Where does science end, and politics begin? For international-trade practitioners, the question always seems to be lurking in the background, especially when it comes to fights over seafood. Take the current widespread concerns over perceived health risks associated with Chinese seafood products like shrimp and catfish. When it comes to these two particular Chinese exports, politics never seems far away. This is because the politically influential American shrimp and catfish industries complain bitterly that they can’t compete on the proverbial “level playing field” with the Asian seafood items, which, they insist, are both unsafe to eat and “unfairly” priced too low. Because the issues are complex and involved unrelated areas of expertise, when questions are raised in the press as to whether Chinese imports are safe, it’s often difficult for the public to know if there are perhaps other agendas in play that go beyond food safety — agendas involving financial interests in keeping Chinese seafood out of U.S. markets. For that matter, how do reporters know?
Usually, they don’t, really. Reporters who cover food safety inhabit different worlds in newsrooms from their colleagues who are assigned to international trade beats, who in turn don’t pretend much in-depth knowledge of public health issues. Consequently, the dots that might show the connections between the two different journalistic turfs often aren’t connected. Consider a Dec.15 article that raised questions about the safety of Chinese shrimp that was written by Wall Street Journal reporter Jane Zhang, who diligently covers the food-safety beat. Ms. Zhang’s report was the usual Journal quality: solid, accurate, and fair, at least as far as it went. (Full disclosure: I am a contributor to the editorial page of the Wall Street Journal Asia and other Dow Jones publications.) But some digging beyond the headline offers a rare glimpse beyond narrow health issues, into a world where science meets the politics.

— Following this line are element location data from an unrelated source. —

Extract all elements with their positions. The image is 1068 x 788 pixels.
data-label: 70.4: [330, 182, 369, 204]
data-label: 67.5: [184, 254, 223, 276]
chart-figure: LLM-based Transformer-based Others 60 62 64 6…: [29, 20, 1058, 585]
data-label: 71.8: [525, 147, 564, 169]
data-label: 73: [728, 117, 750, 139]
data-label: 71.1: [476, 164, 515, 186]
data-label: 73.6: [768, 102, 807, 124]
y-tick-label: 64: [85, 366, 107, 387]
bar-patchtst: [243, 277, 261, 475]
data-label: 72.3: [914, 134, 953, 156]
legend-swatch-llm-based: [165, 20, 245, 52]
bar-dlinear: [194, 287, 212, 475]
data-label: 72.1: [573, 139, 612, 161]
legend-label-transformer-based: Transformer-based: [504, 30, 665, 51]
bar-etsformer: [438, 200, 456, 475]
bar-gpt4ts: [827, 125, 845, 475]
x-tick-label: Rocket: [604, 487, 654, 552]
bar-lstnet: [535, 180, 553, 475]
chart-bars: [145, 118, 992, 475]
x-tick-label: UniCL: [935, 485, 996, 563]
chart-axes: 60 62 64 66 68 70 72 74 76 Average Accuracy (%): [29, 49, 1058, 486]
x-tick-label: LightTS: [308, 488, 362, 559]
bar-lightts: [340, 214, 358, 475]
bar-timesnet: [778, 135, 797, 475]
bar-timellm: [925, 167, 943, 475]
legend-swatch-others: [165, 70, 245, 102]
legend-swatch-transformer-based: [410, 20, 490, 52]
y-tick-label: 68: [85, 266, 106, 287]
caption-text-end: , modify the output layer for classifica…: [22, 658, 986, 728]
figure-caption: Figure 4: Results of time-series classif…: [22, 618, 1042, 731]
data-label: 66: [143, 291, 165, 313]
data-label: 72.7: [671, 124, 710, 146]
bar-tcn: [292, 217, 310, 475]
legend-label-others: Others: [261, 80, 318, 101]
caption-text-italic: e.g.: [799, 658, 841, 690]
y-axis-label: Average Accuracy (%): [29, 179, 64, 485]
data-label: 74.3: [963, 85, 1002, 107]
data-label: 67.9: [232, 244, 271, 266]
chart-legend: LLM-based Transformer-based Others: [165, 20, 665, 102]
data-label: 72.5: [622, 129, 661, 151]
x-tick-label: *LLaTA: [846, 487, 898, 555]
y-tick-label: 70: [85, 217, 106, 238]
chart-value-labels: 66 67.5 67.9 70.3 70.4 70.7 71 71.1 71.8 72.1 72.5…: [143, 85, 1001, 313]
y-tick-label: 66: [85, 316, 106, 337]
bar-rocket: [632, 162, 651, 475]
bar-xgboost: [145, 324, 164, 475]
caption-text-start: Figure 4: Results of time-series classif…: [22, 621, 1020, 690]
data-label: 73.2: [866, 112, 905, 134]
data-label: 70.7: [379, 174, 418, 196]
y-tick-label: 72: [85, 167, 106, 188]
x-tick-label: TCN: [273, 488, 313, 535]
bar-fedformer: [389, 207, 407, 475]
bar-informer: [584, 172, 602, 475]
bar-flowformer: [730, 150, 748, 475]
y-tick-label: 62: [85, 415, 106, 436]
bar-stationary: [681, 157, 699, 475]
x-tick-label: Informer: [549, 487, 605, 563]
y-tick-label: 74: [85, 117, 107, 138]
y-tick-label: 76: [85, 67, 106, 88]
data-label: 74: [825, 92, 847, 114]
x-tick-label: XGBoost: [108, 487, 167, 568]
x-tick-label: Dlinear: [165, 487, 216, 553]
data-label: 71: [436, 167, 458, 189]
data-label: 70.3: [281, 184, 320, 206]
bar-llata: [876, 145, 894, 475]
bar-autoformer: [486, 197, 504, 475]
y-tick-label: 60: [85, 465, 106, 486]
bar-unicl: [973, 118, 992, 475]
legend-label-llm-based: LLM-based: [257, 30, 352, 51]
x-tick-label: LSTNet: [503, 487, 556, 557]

In the present case, the story begins with a high-powered Washington lawyer who, wearing his hat as a former high-ranking official of the U.S. Food and Drug Administration, has raised serious questions about possible safety risks associated with Chinese shrimp and other food and drug products in the Journal and other news organizations. But while readers would not know it — except, perhaps, a very small handful who follow trade politics closely — the same lawyer’s firm has been raking in money that most Americans would consider serious, by lobbying to curtail the imports of Chinese shrimp into the U.S. A coincidence? Perhaps. But further digging suggests still other coincidences.
The lawyer is Benjamin England, a former senior FDA health-inspection expert who is special counsel to Jones Walker Waechter Poitevent Carrere & Denegre. Jones Walker is Louisiana’s largest law firm, and is also a lobby powerhouse with an office in Washington, D.C. The firm is well-known for its affiliation with Robert Livingston, a former Republican chairman of the powerful House appropriations committee — and now, a prominent lobbyist for the Southern Shrimp Alliance, an eight-state coalition of domestic shrimp producers that is at war with China and other Asian and Latin American shrimp-exporting countries. The SSA’s fight with the foreigners is being waged on both fronts: anti-dumping, and health warnings. Mr. England says that he does not have any involvement with the shrimp trade litigation, and there is no reason not to take his statement at face value. Still, the coincidences are worth examining as they illustrate how, in Washington, D.C., the worlds of science and politics seem never too far apart.